Jon Meacham: Newsweek Getting Smarter To Reflect Changing Times

Jon Meacham: Newsweek Getting Smarter To Reflect Changing Times

It's not your father's Newsweek, but that's not what Jon Meacham wants it to be.

The 76-year-old magazine is in the midst of a dramatic overhaul — a redesigned and reorganized issue hits newsstands today; a new Newsweek.com rolled out last week; the magazine is slashing its circulation in favor of a smaller, but more engaged (and high-paying) audience; and soon, the company will move from its Midtown Manhattan headquarters to a decidedly hipper (and cheaper) location in downtown New York.

Structurally, the magazine has been reorganized into four parts, what Meacham calls a shift from organization by "content to genre." In the front of the book, Periscope has become Scope, a section of short-form content. The magazine's columnists have been assembled together in a section called The Take, and after a features well, there is a culture section.

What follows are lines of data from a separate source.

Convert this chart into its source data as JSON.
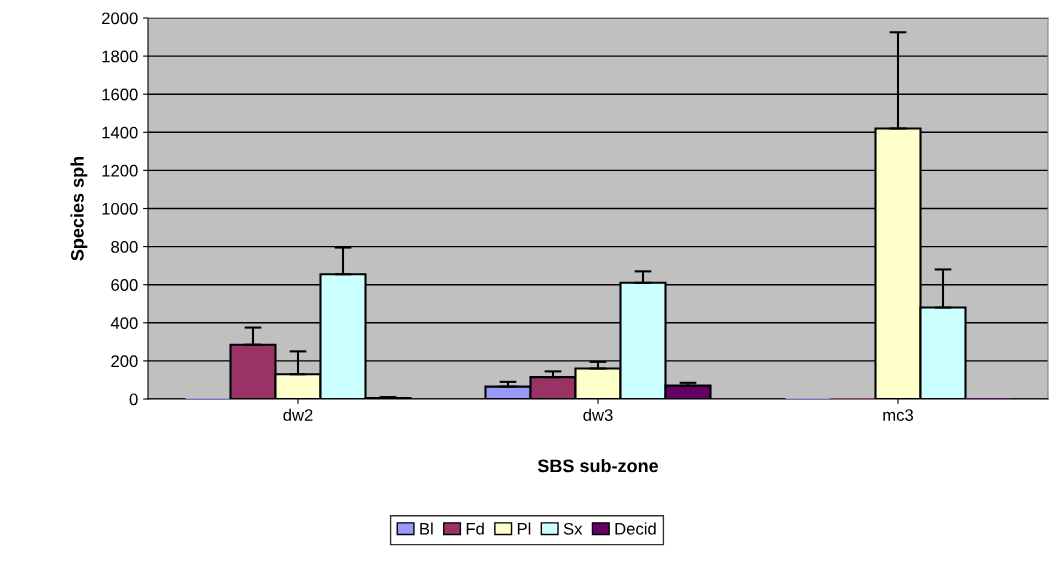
{
  "chart_data": {
    "type": "bar",
    "xlabel": "SBS sub-zone",
    "ylabel": "Species sph",
    "categories": [
      "dw2",
      "dw3",
      "mc3"
    ],
    "series": [
      {
        "name": "Bl",
        "color": "#9999ff",
        "values": [
          0,
          65,
          0
        ],
        "errors": [
          null,
          [
            65,
            90
          ],
          null
        ]
      },
      {
        "name": "Fd",
        "color": "#993366",
        "values": [
          285,
          115,
          0
        ],
        "errors": [
          [
            285,
            375
          ],
          [
            115,
            145
          ],
          null
        ]
      },
      {
        "name": "Pl",
        "color": "#ffffcc",
        "values": [
          130,
          160,
          1420
        ],
        "errors": [
          [
            130,
            250
          ],
          [
            160,
            195
          ],
          [
            1420,
            1925
          ]
        ]
      },
      {
        "name": "Sx",
        "color": "#ccffff",
        "values": [
          655,
          610,
          480
        ],
        "errors": [
          [
            655,
            795
          ],
          [
            610,
            670
          ],
          [
            480,
            680
          ]
        ]
      },
      {
        "name": "Decid",
        "color": "#660066",
        "values": [
          5,
          70,
          0
        ],
        "errors": [
          [
            5,
            10
          ],
          [
            70,
            85
          ],
          null
        ]
      }
    ],
    "ylim": [
      0,
      2000
    ],
    "yticks": [
      0,
      200,
      400,
      600,
      800,
      1000,
      1200,
      1400,
      1600,
      1800,
      2000
    ],
    "grid": "y",
    "legend": "bottom"
  }
}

"The culture section replaces the more traditional nation/foreign/business/arts section structure," Meacham said in an interview last week. "I think it puts us in a stronger position to produce things with high caliber magazine values."

But more important than the structure, the magazine's mission has changed — indeed, it looks (with its increased use of white space and more dramatic use of photography), feels (with its heavier stock), and reads (with articles like Meacham's interview of President Obama and Tina Brown's profile of Nancy Pelosi) more like a monthly magazine than a newsweekly.

"We will be engaging, in depth, and tethered to the news but not trapped by it," Meacham said. "Our goal was not to scramble around getting little mentions of things that were in the news. A key part of this process is putting out the magazine that only we would want to read and not pretending that the generic reader out there needs a remedial course in current events."

It's that "only we" factor that is driving the magazine's effort to slash its rate base and court an elite audience that will pay more for each issue.

"The goal is by this time next year to be down to 1.5 million subscribers who will be paying slightly more for the magazine in order to produce a more engaged and definable demographic audience for advertisers," Meacham said. "The magazine is quite inexpensive now to subscribe to, and even after we raise it it's not terribly expensive. I think at the highest end it'll end up being something like $0.85/week, far less than a good cup of coffee these days."

And while it may sound as though Meacham is aiming to make Newsweek more like The Economist — something he's claimed to be interested in many times before — he cautioned that his magazine is unlike anyone else's.

"I hesitate to compare it to other magazines just because this is Newsweek and what we want to do," he said. "I love The Economist, I love the New Yorker, I love Time magazine, I love the Atlantic — I admire all of those editors and all of their staffs, but I just think in a country of 307 million people, in a globalized age, there's room for a lot of different voices and I think we need a lot of different voices. And we're going to be one of them."

Meacham called the redesign process — which he undertook with design firm Number 17 — "incredibly invigorating and liberating," but he emphasized that while he was excited to reimagine the magazine, it is the product of "76 years of blood, sweat, and tears and excellent work of the folks who came before us."

"We stand on the and in the shadow of the people who have been putting this magazine out week in and week out since 1933," he said. "And it's not that Newsweek wasn't good before today. It has always been an excellent magazine for the times, but the times have changed, and the business realities have changed."